Le 19 octobre 2022, le R.d.p.s (Rassemblement pour la démocratie et le progrès social), a célébré ses 32 ans d’existence. A cette occasion, le président de ce parti, Jean-Marc Thystère-Tchicaya, actuel ministre des Zes (Zones économiques spéciales) et de la diversification économique, a prononcé une allocution qui a, entre autres, rappelé le parcours de ce parti social-démocrate créé par Jean-Pierre Thystère-Tchicaya. Au regard des résultats obtenus aux dernières élections législatives et locales, le président du R.d.p.s a appelé ses cadres et militants à ne pas céder au scepticisme. Il promet de développer des stratégies qui vont permettre au parti de construire les victoires de demain.
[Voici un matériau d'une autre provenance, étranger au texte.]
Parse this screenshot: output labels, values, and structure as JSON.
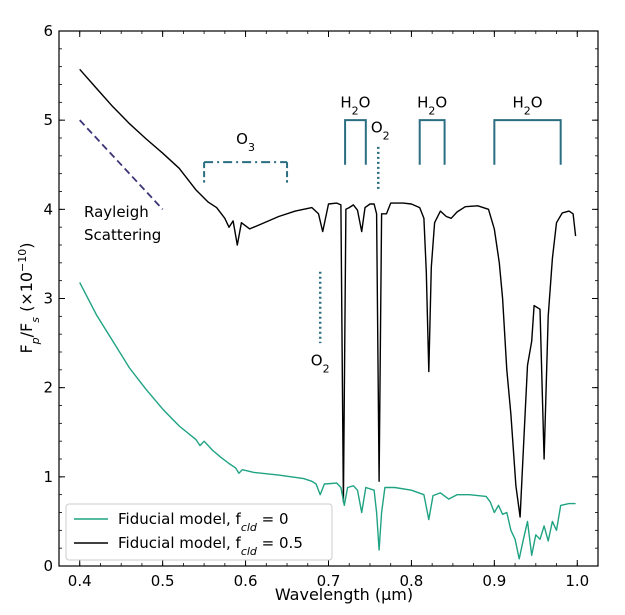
{
  "chart_data": {
    "type": "line",
    "title": "",
    "xlabel": "Wavelength (μm)",
    "ylabel": "Fp/Fs (×10⁻¹⁰)",
    "xlim": [
      0.375,
      1.025
    ],
    "ylim": [
      0,
      6
    ],
    "xticks": [
      0.4,
      0.5,
      0.6,
      0.7,
      0.8,
      0.9,
      1.0
    ],
    "xtick_labels": [
      "0.4",
      "0.5",
      "0.6",
      "0.7",
      "0.8",
      "0.9",
      "1.0"
    ],
    "yticks": [
      0,
      1,
      2,
      3,
      4,
      5,
      6
    ],
    "ytick_labels": [
      "0",
      "1",
      "2",
      "3",
      "4",
      "5",
      "6"
    ],
    "legend": {
      "position": "bottom-left",
      "entries": [
        {
          "label_base": "Fiducial model, f",
          "label_sub": "cld",
          "label_tail": " = 0",
          "color": "#1fa382"
        },
        {
          "label_base": "Fiducial model, f",
          "label_sub": "cld",
          "label_tail": " = 0.5",
          "color": "#000000"
        }
      ]
    },
    "series": [
      {
        "name": "Fiducial model, fcld = 0.5",
        "color": "#000000",
        "points": [
          [
            0.4,
            5.57
          ],
          [
            0.42,
            5.36
          ],
          [
            0.44,
            5.15
          ],
          [
            0.46,
            4.96
          ],
          [
            0.48,
            4.79
          ],
          [
            0.5,
            4.63
          ],
          [
            0.52,
            4.46
          ],
          [
            0.54,
            4.22
          ],
          [
            0.555,
            4.08
          ],
          [
            0.565,
            4.02
          ],
          [
            0.575,
            3.9
          ],
          [
            0.58,
            3.8
          ],
          [
            0.585,
            3.87
          ],
          [
            0.59,
            3.6
          ],
          [
            0.595,
            3.85
          ],
          [
            0.605,
            3.78
          ],
          [
            0.62,
            3.84
          ],
          [
            0.64,
            3.92
          ],
          [
            0.66,
            3.98
          ],
          [
            0.68,
            4.02
          ],
          [
            0.688,
            3.95
          ],
          [
            0.693,
            3.75
          ],
          [
            0.7,
            4.06
          ],
          [
            0.71,
            4.07
          ],
          [
            0.715,
            4.05
          ],
          [
            0.718,
            0.72
          ],
          [
            0.721,
            4.0
          ],
          [
            0.725,
            4.02
          ],
          [
            0.73,
            4.05
          ],
          [
            0.735,
            3.99
          ],
          [
            0.74,
            3.75
          ],
          [
            0.744,
            4.02
          ],
          [
            0.75,
            4.06
          ],
          [
            0.755,
            4.06
          ],
          [
            0.758,
            3.95
          ],
          [
            0.761,
            0.95
          ],
          [
            0.764,
            3.95
          ],
          [
            0.77,
            3.95
          ],
          [
            0.775,
            4.07
          ],
          [
            0.79,
            4.07
          ],
          [
            0.8,
            4.06
          ],
          [
            0.81,
            4.02
          ],
          [
            0.815,
            3.9
          ],
          [
            0.818,
            3.3
          ],
          [
            0.821,
            2.18
          ],
          [
            0.824,
            3.35
          ],
          [
            0.828,
            3.85
          ],
          [
            0.835,
            3.98
          ],
          [
            0.842,
            3.92
          ],
          [
            0.848,
            3.9
          ],
          [
            0.855,
            3.97
          ],
          [
            0.865,
            4.03
          ],
          [
            0.88,
            4.04
          ],
          [
            0.893,
            4.0
          ],
          [
            0.9,
            3.78
          ],
          [
            0.906,
            3.4
          ],
          [
            0.91,
            3.0
          ],
          [
            0.915,
            2.2
          ],
          [
            0.92,
            1.7
          ],
          [
            0.926,
            0.9
          ],
          [
            0.931,
            0.55
          ],
          [
            0.936,
            1.5
          ],
          [
            0.94,
            2.25
          ],
          [
            0.945,
            2.52
          ],
          [
            0.948,
            2.92
          ],
          [
            0.955,
            2.88
          ],
          [
            0.96,
            1.2
          ],
          [
            0.965,
            2.8
          ],
          [
            0.97,
            3.45
          ],
          [
            0.975,
            3.85
          ],
          [
            0.982,
            3.96
          ],
          [
            0.99,
            3.98
          ],
          [
            0.995,
            3.95
          ],
          [
            0.998,
            3.7
          ]
        ]
      },
      {
        "name": "Fiducial model, fcld = 0",
        "color": "#1fa382",
        "points": [
          [
            0.4,
            3.18
          ],
          [
            0.42,
            2.82
          ],
          [
            0.44,
            2.52
          ],
          [
            0.46,
            2.22
          ],
          [
            0.48,
            1.98
          ],
          [
            0.5,
            1.76
          ],
          [
            0.52,
            1.57
          ],
          [
            0.54,
            1.42
          ],
          [
            0.545,
            1.35
          ],
          [
            0.55,
            1.4
          ],
          [
            0.56,
            1.3
          ],
          [
            0.57,
            1.22
          ],
          [
            0.58,
            1.15
          ],
          [
            0.588,
            1.1
          ],
          [
            0.592,
            1.04
          ],
          [
            0.596,
            1.08
          ],
          [
            0.61,
            1.05
          ],
          [
            0.64,
            1.02
          ],
          [
            0.67,
            0.98
          ],
          [
            0.68,
            0.95
          ],
          [
            0.685,
            0.92
          ],
          [
            0.69,
            0.8
          ],
          [
            0.695,
            0.92
          ],
          [
            0.71,
            0.93
          ],
          [
            0.715,
            0.88
          ],
          [
            0.719,
            0.68
          ],
          [
            0.723,
            0.88
          ],
          [
            0.73,
            0.9
          ],
          [
            0.735,
            0.85
          ],
          [
            0.74,
            0.6
          ],
          [
            0.745,
            0.88
          ],
          [
            0.755,
            0.85
          ],
          [
            0.758,
            0.6
          ],
          [
            0.761,
            0.18
          ],
          [
            0.764,
            0.6
          ],
          [
            0.768,
            0.88
          ],
          [
            0.78,
            0.88
          ],
          [
            0.8,
            0.85
          ],
          [
            0.815,
            0.8
          ],
          [
            0.821,
            0.52
          ],
          [
            0.826,
            0.79
          ],
          [
            0.835,
            0.82
          ],
          [
            0.845,
            0.75
          ],
          [
            0.855,
            0.8
          ],
          [
            0.87,
            0.8
          ],
          [
            0.89,
            0.78
          ],
          [
            0.895,
            0.72
          ],
          [
            0.9,
            0.6
          ],
          [
            0.905,
            0.68
          ],
          [
            0.91,
            0.58
          ],
          [
            0.915,
            0.6
          ],
          [
            0.92,
            0.4
          ],
          [
            0.925,
            0.3
          ],
          [
            0.93,
            0.08
          ],
          [
            0.935,
            0.3
          ],
          [
            0.94,
            0.5
          ],
          [
            0.945,
            0.12
          ],
          [
            0.95,
            0.35
          ],
          [
            0.955,
            0.3
          ],
          [
            0.96,
            0.45
          ],
          [
            0.965,
            0.28
          ],
          [
            0.97,
            0.5
          ],
          [
            0.975,
            0.4
          ],
          [
            0.98,
            0.68
          ],
          [
            0.99,
            0.7
          ],
          [
            0.998,
            0.7
          ]
        ]
      }
    ],
    "annotations": {
      "rayleigh": {
        "line1": "Rayleigh",
        "line2": "Scattering",
        "color": "#3b3576"
      },
      "o3": {
        "text_base": "O",
        "text_sub": "3",
        "x_start": 0.55,
        "x_end": 0.65,
        "color": "#2b6e82"
      },
      "o2_low": {
        "text_base": "O",
        "text_sub": "2",
        "x": 0.69,
        "color": "#2b6e82"
      },
      "o2_high": {
        "text_base": "O",
        "text_sub": "2",
        "x": 0.76,
        "color": "#2b6e82"
      },
      "h2o_1": {
        "text_base": "H",
        "text_sub": "2",
        "text_tail": "O",
        "x_start": 0.72,
        "x_end": 0.745,
        "color": "#2b6e82"
      },
      "h2o_2": {
        "text_base": "H",
        "text_sub": "2",
        "text_tail": "O",
        "x_start": 0.81,
        "x_end": 0.84,
        "color": "#2b6e82"
      },
      "h2o_3": {
        "text_base": "H",
        "text_sub": "2",
        "text_tail": "O",
        "x_start": 0.9,
        "x_end": 0.98,
        "color": "#2b6e82"
      }
    }
  }
}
Ci-après un large extrait de son allocution.

«Durant ces 32 années, nous avons vu se transformer, sous nos yeux, les premiers balbutiements de la démocratie dans notre pays, tout en essayant, du mieux que nous pouvions, avec notre encrage qui n’a jamais fait défaut à la majorité présidentielle depuis l’an 2000, de relever les défis de la démocratie.
Conformément à sa ligne politique fondée sur le rejet de la violence sous toutes ses formes, le R.d.p.s s’est impliqué dans l’aboutissement heureux de tous les conflits qui ont secoué notre pays, dans les années 90. L’intérêt supérieur de la Nation et le dialogue restent, pour le R.d.p.s, les deux leviers essentiels dans le règlement des conflits.
Nous noterons la participation du parti à tous les grands moments de la vie de la Nation, à savoir la Conférence nationale souveraine de 1991, le règlement de la crise politique de 1993, les travaux préparatoires sur l’engagement solennel des partis politiques du 30 mai 1997, en présence de Monsieur Federico Mayor, directeur général de l’Unesco, la participation aux médiations nationales et internationales de Libreville, suite à la crise politico-militaire du 5 juin 1997, la participation au Forum pour la paix, la reconstruction et la réconciliation nationale, le dialogue national sans exclusive, la concertation de Libreville.
Pour donner plus de contenu à la gouvernance électorale et à l’évolution des institutions de la République, nous avons pris une part active à toutes les concertations nationales, notamment Brazzaville en 2009, Ewo en 2011, Dolisie en 2013, Sibiti en 2015, Ouesso en 2016, Madingou en 2020 et Owando en 2022.
Après la disparition du président Jean-Pierre Thystère-Tchicaya en 2008, le parti s’est retrouvé avec deux courants. Cette crise a été résorbée en interne, en janvier 2012, avec la mise en place du cadre consensuel de concertation et de prise de décisions politiques, qui a consacré la réunification du parti.
De sa création à ce jour, le R.d.p.s a organisé trois congrès ordinaires et un congrès extraordinaire. Au cours de ces grands moments de la vie de notre parti, nous avons fait évoluer les organes supérieurs, intermédiaires et de base ainsi que les organisations spécialisées que sont le Rassemblement des femmes démocrates (R.f.d.) et la Jeunesse du Rassemblement pour la démocratie et le progrès social (J.r.d.p.s).
Pour mesurer notre poids électoral, nous avons pris part à toutes les échéances électorales organisées dans notre pays, avec des fortunes diverses. Il sied de rappeler qu’à la faveur de toutes ces élections, le R.d.p.s a toujours occupé une place de choix dans les douze départements de notre pays. Ce qui traduit notre envergure nationale. Les résultats obtenus lors des élections peuvent évoluer en spirale et donnent parfois l’impression de recule ou de stagnation. Ces moments ne devraient pas déboucher sur le doute ou le scepticisme. Je prends l’engagement que la prochaine session du Bureau politique du parti, prévue en novembre 2022, examinera, sans complaisance et sans passion, la vie du parti et les résultats des dernières échéances électorales. Ceci pour développer les stratégies qui devraient nous permettre, à termes, de nous organiser davantage, pour construire les victoires de demain».